Ricardo asintió de nuevo, esta vez con más fuerza, y Carlos, tras un breve silencio, sonrió levemente.

—Está bien, Ricardo —dijo con voz calmada—. Voy a firmar los papeles.

Quitó el tapón de la pluma dorada que sostenía en su mano derecha y, con un gesto decidido, estampó su sello. Segundos después de que la punta tocara los folios, algo extraño ocurrió: la tinta del escrito comenzó a brillar con una intensidad suave pero inconfundible.

Esos papeles no solo sellaban el destino de Ricardo, sino también el de todas las personas que se habían cruzado en su camino. Cada palabra escrita en ellos parecía expandirse, tocando vidas pasadas, presentes y futuras, como si todo lo que había ocurrido hasta ese momento estuviera, de alguna forma, entrelazado por un hilo invisible. El brillo se desvaneció lentamente, pero la sensación de que algo trascendental había sucedido permaneció en el aire.

Carlos entregó los tres papeles firmados a Ricardo, quien los recibió entre sollozos.

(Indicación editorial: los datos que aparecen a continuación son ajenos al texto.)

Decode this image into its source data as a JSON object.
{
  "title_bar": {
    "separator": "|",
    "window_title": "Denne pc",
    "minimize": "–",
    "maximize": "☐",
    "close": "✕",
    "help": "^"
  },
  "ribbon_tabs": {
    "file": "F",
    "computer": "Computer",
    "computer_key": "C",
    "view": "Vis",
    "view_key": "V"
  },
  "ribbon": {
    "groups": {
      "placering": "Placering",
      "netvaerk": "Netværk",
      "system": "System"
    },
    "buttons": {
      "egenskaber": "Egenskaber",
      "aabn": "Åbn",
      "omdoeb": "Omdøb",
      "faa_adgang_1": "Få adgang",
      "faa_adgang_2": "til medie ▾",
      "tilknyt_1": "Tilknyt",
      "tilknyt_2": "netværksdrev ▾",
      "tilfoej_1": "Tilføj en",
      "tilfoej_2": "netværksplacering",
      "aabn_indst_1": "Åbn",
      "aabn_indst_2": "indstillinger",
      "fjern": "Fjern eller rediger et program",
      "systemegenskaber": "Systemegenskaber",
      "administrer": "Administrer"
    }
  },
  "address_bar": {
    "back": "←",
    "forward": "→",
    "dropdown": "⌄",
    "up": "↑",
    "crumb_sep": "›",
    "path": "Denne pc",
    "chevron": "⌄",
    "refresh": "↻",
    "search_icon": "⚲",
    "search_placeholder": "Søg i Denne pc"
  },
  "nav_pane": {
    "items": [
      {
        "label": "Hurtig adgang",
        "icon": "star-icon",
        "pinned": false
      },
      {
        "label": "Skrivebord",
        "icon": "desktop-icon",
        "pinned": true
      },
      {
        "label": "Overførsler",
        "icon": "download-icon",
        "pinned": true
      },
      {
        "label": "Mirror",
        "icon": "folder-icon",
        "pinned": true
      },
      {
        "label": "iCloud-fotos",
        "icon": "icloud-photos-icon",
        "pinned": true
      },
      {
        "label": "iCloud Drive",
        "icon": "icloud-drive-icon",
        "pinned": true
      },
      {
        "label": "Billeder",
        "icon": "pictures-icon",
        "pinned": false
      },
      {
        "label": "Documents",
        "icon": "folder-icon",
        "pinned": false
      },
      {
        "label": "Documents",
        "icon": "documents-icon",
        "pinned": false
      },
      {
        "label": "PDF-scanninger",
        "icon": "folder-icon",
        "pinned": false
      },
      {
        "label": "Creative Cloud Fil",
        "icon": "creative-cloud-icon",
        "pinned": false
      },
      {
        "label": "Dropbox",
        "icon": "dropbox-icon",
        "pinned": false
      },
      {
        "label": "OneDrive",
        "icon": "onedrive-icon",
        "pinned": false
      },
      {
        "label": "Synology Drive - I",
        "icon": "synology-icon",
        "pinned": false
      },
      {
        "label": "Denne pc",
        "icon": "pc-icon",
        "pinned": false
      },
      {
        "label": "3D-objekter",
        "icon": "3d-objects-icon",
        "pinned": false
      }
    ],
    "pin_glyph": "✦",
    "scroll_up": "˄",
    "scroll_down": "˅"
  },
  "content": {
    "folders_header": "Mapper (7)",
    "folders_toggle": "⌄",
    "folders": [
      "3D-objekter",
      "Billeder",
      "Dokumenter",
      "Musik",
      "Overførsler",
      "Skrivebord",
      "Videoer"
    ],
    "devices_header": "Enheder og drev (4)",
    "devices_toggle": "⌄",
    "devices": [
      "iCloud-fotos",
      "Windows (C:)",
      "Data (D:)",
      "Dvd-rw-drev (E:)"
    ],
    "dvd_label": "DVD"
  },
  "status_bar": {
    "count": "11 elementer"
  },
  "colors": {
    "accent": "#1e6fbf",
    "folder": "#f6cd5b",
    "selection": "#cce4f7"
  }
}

Con las lágrimas cayendo de sus ojos y resbalando por sus mejillas, Ricardo comenzó a desaparecer. De forma lenta y casi imperceptible, su cuerpo, que había estado tan presente hasta ese instante, empezó a desintegrarse, como si la misma esencia de su ser se desvaneciera en el aire.

Primero, sus dedos, aún sujetando los folios, se desmoronaron en partículas de luz, luego su torso, sus piernas... todo comenzó a disolverse en un polvo brillante que flotaba en el aire.

Antes de que su figura desapareciera por completo, un último suspiro escapó de sus labios, y con una sonrisa débil pero sincera, Ricardo entendió que ya no necesitaba más respuestas. Había hecho lo que podía. Había cambiado, había aprendido. Y en su corazón, por fin, había algo que se parecía a la paz.

—Gracias... —murmuró—. Muchas gracias por todo.

—Gracias a ti, Ricardo —respondió Carlos, con la garganta encogida—. Ve con ellos, te están esperando...

Las palabras flotaron en el aire, llenas de una verdad indescriptible.

—¿Mamá y papá? —preguntó, con el rostro iluminado por la emoción, como si las palabras que había estado esperando toda su vida finalmente pudieran ser pronunciadas.

Carlos, con los ojos brillantes y una sonrisa llena de ternura, asintió con la cabeza.

Y así, con un suspiro tranquilo, Ricardo desapareció por completo, dejando atrás no solo la pena, sino también un legado de redención y amor, mientras se dirigía hacia el abrazo eterno que tanto había anhelado.